With the U.S. economy's record of resilience, most experts would characterize his prediction as alarmist. Merrill Lynch's economists believe the recession has started and will be over by midsummer.
Steps proposed in Washington might help revive economic activity and assuage worries.
The stimulus package put forth by President Bush on Friday consists of as much as $150 billion worth of tax relief, including tax rebates of up to $800 for individuals and $1,600 for married couples. The White House also favors tax breaks for business investment, while Democratic congressional leaders are pushing smaller rebate checks and more aid for food stamp recipients and the unemployed.

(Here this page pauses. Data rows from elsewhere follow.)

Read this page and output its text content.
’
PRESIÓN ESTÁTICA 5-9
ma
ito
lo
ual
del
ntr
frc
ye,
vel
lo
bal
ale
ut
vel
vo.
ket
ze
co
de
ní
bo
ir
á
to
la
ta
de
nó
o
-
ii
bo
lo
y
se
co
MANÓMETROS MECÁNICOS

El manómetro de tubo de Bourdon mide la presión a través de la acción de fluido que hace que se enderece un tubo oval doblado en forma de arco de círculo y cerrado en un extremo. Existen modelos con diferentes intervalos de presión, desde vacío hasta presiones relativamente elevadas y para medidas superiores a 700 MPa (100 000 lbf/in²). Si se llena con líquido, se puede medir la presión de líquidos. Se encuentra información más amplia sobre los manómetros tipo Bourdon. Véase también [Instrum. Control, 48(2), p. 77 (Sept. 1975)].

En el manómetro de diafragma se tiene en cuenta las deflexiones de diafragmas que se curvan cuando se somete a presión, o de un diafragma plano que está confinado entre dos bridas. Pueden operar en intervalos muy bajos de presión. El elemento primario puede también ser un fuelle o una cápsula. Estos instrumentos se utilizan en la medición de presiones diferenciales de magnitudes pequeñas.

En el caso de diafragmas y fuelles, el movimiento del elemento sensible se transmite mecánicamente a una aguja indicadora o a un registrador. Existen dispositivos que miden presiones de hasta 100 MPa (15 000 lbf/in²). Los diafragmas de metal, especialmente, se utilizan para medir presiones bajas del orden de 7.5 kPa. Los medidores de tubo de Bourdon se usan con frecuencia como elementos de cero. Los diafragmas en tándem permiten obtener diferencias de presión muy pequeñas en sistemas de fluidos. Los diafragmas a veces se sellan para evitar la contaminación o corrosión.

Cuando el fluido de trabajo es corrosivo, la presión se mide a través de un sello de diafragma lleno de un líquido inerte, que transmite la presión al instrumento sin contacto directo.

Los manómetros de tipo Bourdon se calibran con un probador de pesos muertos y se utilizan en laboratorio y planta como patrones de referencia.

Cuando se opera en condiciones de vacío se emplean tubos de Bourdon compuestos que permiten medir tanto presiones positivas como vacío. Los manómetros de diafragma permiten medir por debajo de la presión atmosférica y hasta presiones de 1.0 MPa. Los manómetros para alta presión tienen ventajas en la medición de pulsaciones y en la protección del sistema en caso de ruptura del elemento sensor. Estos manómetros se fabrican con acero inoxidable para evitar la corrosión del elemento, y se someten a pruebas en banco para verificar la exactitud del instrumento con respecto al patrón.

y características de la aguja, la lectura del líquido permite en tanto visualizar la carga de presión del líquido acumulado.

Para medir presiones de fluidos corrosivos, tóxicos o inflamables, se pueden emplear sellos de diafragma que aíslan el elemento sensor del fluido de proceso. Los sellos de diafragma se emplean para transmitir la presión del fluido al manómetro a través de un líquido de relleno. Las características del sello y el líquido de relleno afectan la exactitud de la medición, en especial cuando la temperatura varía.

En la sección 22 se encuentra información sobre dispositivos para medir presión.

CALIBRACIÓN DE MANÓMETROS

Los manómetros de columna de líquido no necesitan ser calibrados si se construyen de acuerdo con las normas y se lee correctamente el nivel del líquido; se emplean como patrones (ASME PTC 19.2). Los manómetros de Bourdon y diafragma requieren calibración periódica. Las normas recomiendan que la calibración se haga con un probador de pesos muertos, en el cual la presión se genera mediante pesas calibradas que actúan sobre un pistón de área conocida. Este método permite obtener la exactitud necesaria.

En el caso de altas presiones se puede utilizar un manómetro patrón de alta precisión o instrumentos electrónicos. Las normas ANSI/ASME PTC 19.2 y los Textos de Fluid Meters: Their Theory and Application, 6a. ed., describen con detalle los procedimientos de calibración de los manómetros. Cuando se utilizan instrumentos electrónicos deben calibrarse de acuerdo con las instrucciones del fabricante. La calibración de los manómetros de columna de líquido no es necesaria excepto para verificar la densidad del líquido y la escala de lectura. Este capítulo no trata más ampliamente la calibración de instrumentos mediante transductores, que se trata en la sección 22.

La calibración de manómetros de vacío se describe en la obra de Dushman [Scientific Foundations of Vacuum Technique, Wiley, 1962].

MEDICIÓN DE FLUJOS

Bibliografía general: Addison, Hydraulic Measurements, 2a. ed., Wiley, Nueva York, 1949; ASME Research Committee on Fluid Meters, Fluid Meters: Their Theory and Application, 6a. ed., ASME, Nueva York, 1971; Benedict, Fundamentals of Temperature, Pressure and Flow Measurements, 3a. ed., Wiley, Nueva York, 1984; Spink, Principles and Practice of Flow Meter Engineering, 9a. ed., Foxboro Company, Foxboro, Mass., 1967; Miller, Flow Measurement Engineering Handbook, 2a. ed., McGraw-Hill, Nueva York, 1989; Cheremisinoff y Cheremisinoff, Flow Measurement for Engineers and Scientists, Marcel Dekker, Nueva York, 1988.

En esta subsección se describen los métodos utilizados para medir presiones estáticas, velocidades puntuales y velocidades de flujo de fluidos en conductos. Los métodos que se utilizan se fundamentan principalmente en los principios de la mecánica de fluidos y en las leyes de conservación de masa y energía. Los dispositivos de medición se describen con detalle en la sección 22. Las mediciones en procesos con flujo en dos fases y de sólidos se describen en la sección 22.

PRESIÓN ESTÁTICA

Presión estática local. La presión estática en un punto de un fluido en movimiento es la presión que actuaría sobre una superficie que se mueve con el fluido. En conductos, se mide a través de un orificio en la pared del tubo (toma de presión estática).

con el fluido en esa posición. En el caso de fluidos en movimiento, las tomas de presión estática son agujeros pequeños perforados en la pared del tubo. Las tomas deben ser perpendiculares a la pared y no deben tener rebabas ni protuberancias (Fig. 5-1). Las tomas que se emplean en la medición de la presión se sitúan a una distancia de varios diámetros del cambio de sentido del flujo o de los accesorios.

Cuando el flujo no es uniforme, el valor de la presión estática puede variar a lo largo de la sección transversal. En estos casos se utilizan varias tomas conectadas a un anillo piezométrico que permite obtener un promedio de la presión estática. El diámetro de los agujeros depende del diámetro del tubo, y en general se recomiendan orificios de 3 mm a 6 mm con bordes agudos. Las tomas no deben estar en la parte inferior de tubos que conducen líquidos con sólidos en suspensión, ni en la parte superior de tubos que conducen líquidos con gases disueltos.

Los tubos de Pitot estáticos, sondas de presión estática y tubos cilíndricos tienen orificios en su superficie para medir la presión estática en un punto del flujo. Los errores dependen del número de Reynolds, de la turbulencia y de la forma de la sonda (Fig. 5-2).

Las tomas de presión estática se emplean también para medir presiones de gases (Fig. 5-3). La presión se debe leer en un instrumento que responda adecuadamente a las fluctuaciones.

But at least for the immediate future, Americans will have to ride out the economic turbulence without extra government help.
Besides cutting back his family's spending, Rizzo is putting in 13-hour days, seven days a week after pursuing a long-held dream and opening a fiery foods store last month. Early sales were strong but have "crashed" in January, and he's worried about the economic trends.
"I just hope our economy gets better under our new man Bernanke who took [Alan] Greenspan's place," he said. "You've got to wonder if he's making the right calls."
Scot Herrick and his wife knew their jobs at Washington Mutual Inc. were at risk because of the mortgage lending crisis, but getting pink slips from the nation's largest savings and loan on the same day just before Christmas was still a shock.
Herrick, 53, who was a technology manager for WaMu in Seattle -- and who, ironically, offers career advice on his Web site, CubeRules.com -- thinks the credit market will stabilize by the end of the year and expects to find another job sooner than that.
Just in case, he and his wife, Kate, gradually banked a year's take-home pay as they saw trouble building.
"We'll be fine until well into summer," he said. "Maybe by fall we'll panic."